A = da.groupby(['lon_bins', 'lat_bins']).mode()

where mode returns the most frequently occurring label value in each lat-lon bin. The result A would be a 2D object that I could plot as follows:

plt.pcolormesh(lon_bins, lat_bins, A)

The result might be something like this, except that the values would be discrete instead of continuous:

I hope that makes sense - please do let me know if something is unclear. :thinking: Thanks again! :blush:

1 Like

Ok that is much more clear. Thanks for taking the time to write it up.

You’re correct that it is not possible today with xhistogram. The reason is that, as currently implemented, xhistogram relies heavily on the fact that it is easy to just sum up the bin counts from each block of data to reach the total for each. Sum is commutative and associative, so it is trivial to parallelize (and most of the code in xhistogram is about making things play well with dask).

FWIW, the algorithm itself is here and is not that complicated to read.

This is a very long-standing open issue in xarray:

I think that the Flox package by @dcherian supports it. Let’s see what Deepak has to say about this.

1 Like

Right! Okay, I see now. Thanks for the detailed reply.

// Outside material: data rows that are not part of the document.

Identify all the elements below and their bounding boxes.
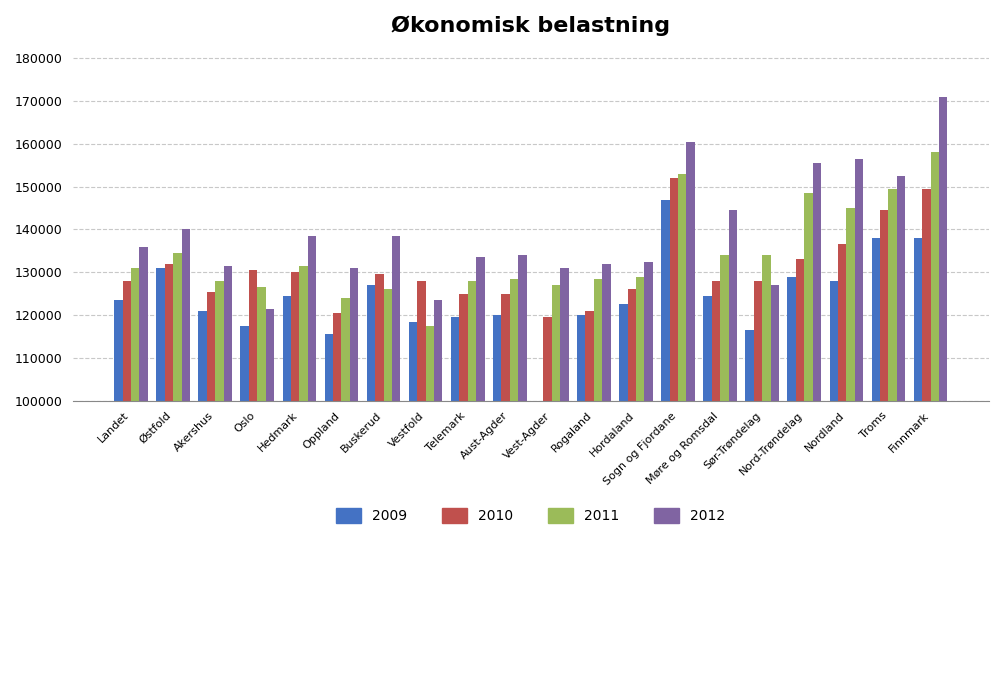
Bar <box>728 210 736 673</box>
Bar <box>366 285 375 673</box>
Bar <box>467 281 475 673</box>
Bar <box>417 281 425 673</box>
Bar <box>635 277 644 673</box>
Bar <box>811 163 820 673</box>
Bar <box>871 238 880 673</box>
Bar <box>375 275 383 673</box>
Bar <box>518 255 526 673</box>
Bar <box>703 296 711 673</box>
Bar <box>408 322 417 673</box>
Bar <box>888 189 896 673</box>
Bar <box>122 281 131 673</box>
Bar <box>770 285 778 673</box>
Bar <box>308 236 316 673</box>
Bar <box>677 174 686 673</box>
Bar <box>207 291 215 673</box>
Bar <box>686 142 694 673</box>
Bar <box>500 293 510 673</box>
Bar <box>744 330 753 673</box>
Bar <box>349 268 358 673</box>
Bar <box>114 300 122 673</box>
Bar <box>458 293 467 673</box>
Bar <box>324 334 333 673</box>
Bar <box>299 266 308 673</box>
Bar <box>241 326 249 673</box>
Bar <box>938 97 947 673</box>
Bar <box>761 255 770 673</box>
Bar <box>425 326 433 673</box>
Bar <box>846 208 854 673</box>
Bar <box>199 311 207 673</box>
Bar <box>492 315 500 673</box>
Title: Økonomisk belastning: Økonomisk belastning <box>391 15 670 36</box>
Bar <box>131 268 139 673</box>
Bar <box>224 266 232 673</box>
Bar <box>215 281 224 673</box>
Bar <box>880 210 888 673</box>
Bar <box>182 229 190 673</box>
Bar <box>838 244 846 673</box>
Bar <box>594 279 602 673</box>
Bar <box>854 159 863 673</box>
Bar <box>282 296 291 673</box>
Bar <box>913 238 921 673</box>
Bar <box>896 176 905 673</box>
Bar <box>602 264 610 673</box>
Bar <box>543 317 552 673</box>
Bar <box>291 273 299 673</box>
Bar <box>341 298 349 673</box>
Bar <box>669 178 677 673</box>
Bar <box>552 285 560 673</box>
Bar <box>164 264 173 673</box>
Bar <box>661 199 669 673</box>
Bar <box>139 246 147 673</box>
Bar <box>333 313 341 673</box>
Bar <box>535 400 543 673</box>
Bar <box>450 317 458 673</box>
Bar <box>560 268 568 673</box>
Bar <box>921 189 930 673</box>
Bar <box>391 236 400 673</box>
Bar <box>930 152 938 673</box>
Bar <box>627 289 635 673</box>
Bar <box>753 281 761 673</box>
Bar <box>173 253 182 673</box>
Bar <box>577 315 585 673</box>
Bar <box>433 300 442 673</box>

Yes you can do this with flox but it won’t be fast.

I wrote an example for median here: Custom Aggregations - flox

Replace np.median with scipy.stats.mode for mode. This version doesn’t support dask but this kind of statistic is hard to do in parallel.

The documentation on this cool feature is atrocious. So please let me know if you have any questions. PRs to improve the notebook or documentation are also very welcome!